Why? Because they wanted the credit to be taken by the nationalist African movements themselves, so that the oppressed black people of Africa could confidently forge their future with the assurance that they could do it on their own. None of this was ever known. It is only thanks to Piero Gleijeses great works that these details have now finally come to light. But the general public still barely knows about it. However, those that Cuba helped knew about it. This is what Mandela had to say when he visited Havana soon after his release from prison: “We come here with a sense of the great debt that is owed the people of Cuba.
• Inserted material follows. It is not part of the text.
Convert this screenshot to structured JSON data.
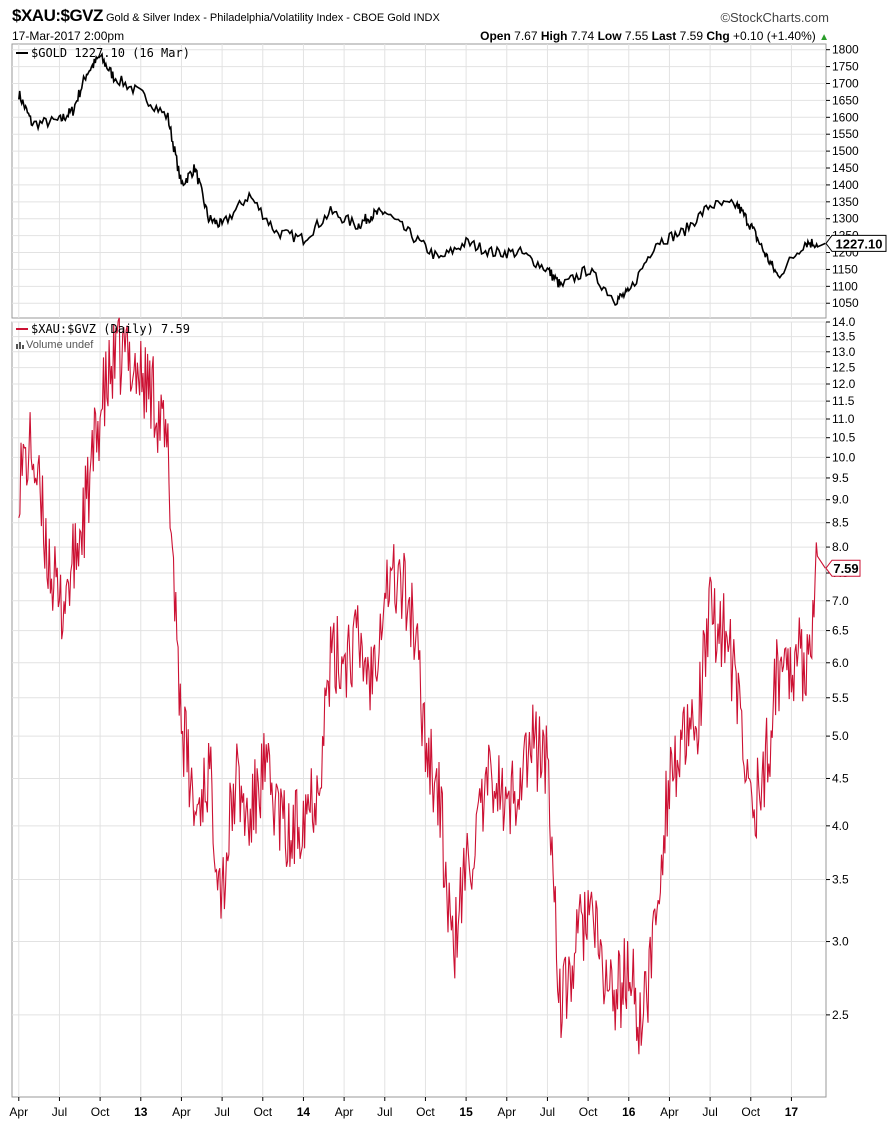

What other country can point to a record of greater selflessness than Cuba has displayed in its relations to Africa?” He also said that Cuban forces “destroyed the myth of the invincibility of the white oppressor”…“was the turning point for the liberation of our continent—and of my people—from the scourge of apartheid.”
In the age of Donald Trump, in times where the times are gloomy, we are in urgent need of the, in Mandela’s words, “selflessness” that Cuba has displayed for decades. Make no mistake about it, Castro and Cuba were prophetic: the Cuban way is the ONLY way that this planet will survive. Otherwise, either one of the two monsters, climate change and nuclear war, would envelop us all. Viva Castro, Viva planet earth!